Shelling between Azerbaijan and Armenia smashes brief ceasefire

Slideshow ( 5 images )

BAKU/YEREVAN (Reuters) - Azerbaijan and Armenia accused each other of shelling military positions and villages on Thursday, breaking a day of ceasefire in border clashes between the two former Soviet republics.

Eleven Azeri soldiers and a civilian, and four Armenian servicemen, have died since Sunday in renewed conflict between countries who fought a 1990s war in the mountainous Nagorno-Karabakh region.

International concern is heightened because of the threat to stability in a region serving as a corridor for pipelines taking oil and gas from the Caspian Sea to global markets.

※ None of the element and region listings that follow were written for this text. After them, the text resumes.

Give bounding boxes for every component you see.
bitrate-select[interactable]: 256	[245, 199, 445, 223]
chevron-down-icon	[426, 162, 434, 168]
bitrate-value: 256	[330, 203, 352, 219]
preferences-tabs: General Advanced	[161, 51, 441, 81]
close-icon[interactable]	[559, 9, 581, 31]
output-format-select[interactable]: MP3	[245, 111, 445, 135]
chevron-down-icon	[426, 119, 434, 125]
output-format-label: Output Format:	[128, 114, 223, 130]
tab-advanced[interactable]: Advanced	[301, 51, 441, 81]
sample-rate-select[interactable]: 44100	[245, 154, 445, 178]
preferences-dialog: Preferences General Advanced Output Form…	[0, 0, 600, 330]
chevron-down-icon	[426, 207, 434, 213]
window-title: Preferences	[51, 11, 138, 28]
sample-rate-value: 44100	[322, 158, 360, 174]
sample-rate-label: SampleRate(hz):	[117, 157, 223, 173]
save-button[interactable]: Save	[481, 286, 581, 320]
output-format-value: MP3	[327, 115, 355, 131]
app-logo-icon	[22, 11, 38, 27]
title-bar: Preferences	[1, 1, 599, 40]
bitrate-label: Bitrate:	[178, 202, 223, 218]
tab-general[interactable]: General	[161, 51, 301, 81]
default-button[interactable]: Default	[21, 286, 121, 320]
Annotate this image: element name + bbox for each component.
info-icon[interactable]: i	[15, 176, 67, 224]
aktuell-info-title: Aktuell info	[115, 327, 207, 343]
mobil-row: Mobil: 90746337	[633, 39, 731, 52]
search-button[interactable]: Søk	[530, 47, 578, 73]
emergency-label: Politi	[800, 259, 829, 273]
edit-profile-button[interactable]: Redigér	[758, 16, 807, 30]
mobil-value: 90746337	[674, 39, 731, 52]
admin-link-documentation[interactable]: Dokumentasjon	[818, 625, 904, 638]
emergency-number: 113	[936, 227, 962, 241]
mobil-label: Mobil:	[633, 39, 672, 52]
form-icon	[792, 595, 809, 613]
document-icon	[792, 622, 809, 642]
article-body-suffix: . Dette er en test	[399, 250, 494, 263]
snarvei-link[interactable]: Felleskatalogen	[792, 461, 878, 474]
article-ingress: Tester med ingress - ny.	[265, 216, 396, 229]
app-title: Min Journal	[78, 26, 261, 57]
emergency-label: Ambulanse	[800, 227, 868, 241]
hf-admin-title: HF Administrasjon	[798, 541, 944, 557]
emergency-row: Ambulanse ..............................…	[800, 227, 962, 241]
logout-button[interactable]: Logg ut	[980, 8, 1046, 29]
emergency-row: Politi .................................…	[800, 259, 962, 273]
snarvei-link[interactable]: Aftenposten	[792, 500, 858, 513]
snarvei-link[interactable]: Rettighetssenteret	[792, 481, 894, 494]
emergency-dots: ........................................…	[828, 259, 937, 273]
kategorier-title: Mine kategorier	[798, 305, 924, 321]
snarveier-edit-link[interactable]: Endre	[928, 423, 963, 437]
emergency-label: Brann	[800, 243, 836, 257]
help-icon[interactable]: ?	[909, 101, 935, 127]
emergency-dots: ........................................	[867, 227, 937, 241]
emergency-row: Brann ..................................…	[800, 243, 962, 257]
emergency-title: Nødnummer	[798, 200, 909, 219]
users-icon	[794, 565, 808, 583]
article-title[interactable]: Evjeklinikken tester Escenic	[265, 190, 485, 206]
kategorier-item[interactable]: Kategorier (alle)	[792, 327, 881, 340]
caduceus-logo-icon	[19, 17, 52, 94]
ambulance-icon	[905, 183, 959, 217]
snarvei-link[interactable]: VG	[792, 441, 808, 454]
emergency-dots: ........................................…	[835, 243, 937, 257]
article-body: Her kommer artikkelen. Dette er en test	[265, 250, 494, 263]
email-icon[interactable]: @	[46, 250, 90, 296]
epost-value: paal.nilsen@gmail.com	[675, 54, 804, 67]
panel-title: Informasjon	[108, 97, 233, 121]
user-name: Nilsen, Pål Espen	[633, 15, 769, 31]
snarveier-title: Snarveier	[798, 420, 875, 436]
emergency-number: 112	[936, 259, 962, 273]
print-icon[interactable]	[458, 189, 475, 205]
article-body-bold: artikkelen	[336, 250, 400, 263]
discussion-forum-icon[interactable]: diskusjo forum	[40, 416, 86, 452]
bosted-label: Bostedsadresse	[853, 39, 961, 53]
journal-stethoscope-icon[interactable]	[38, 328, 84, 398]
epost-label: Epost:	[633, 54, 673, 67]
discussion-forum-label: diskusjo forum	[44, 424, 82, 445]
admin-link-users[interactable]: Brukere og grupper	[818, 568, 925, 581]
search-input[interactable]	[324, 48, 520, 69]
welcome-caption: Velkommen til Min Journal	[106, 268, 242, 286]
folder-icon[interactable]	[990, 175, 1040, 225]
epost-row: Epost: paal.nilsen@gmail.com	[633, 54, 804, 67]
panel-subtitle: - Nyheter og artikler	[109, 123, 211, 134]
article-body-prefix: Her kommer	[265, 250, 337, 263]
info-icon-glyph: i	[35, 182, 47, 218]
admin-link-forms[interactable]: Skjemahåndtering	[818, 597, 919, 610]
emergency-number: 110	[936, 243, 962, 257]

Both countries’ defence ministries accused the other of firing mortars from before dawn and encroaching on territory, though there were no casualties reported.

It was “the first serious violation of the fragile ceasefire established yesterday,” the Armenian ministry said.

The neighbours have long been in conflict over Azerbaijan’s breakaway, mainly ethnic Armenian region of Nagorno-Karabakh. But the latest flareups are around the Tavush region in northeast Armenia, some 300 km (190 miles) from the enclave.

Ethnic Armenians in Nagorno-Karabakh declared independence during a conflict that broke out as the Soviet Union collapsed in 1991. Though a ceasefire was agreed in 1994, Azerbaijan and Armenia frequently accuse each other of attacks around Nagorno-Karabakh and along the separate Azeri-Armenian frontier.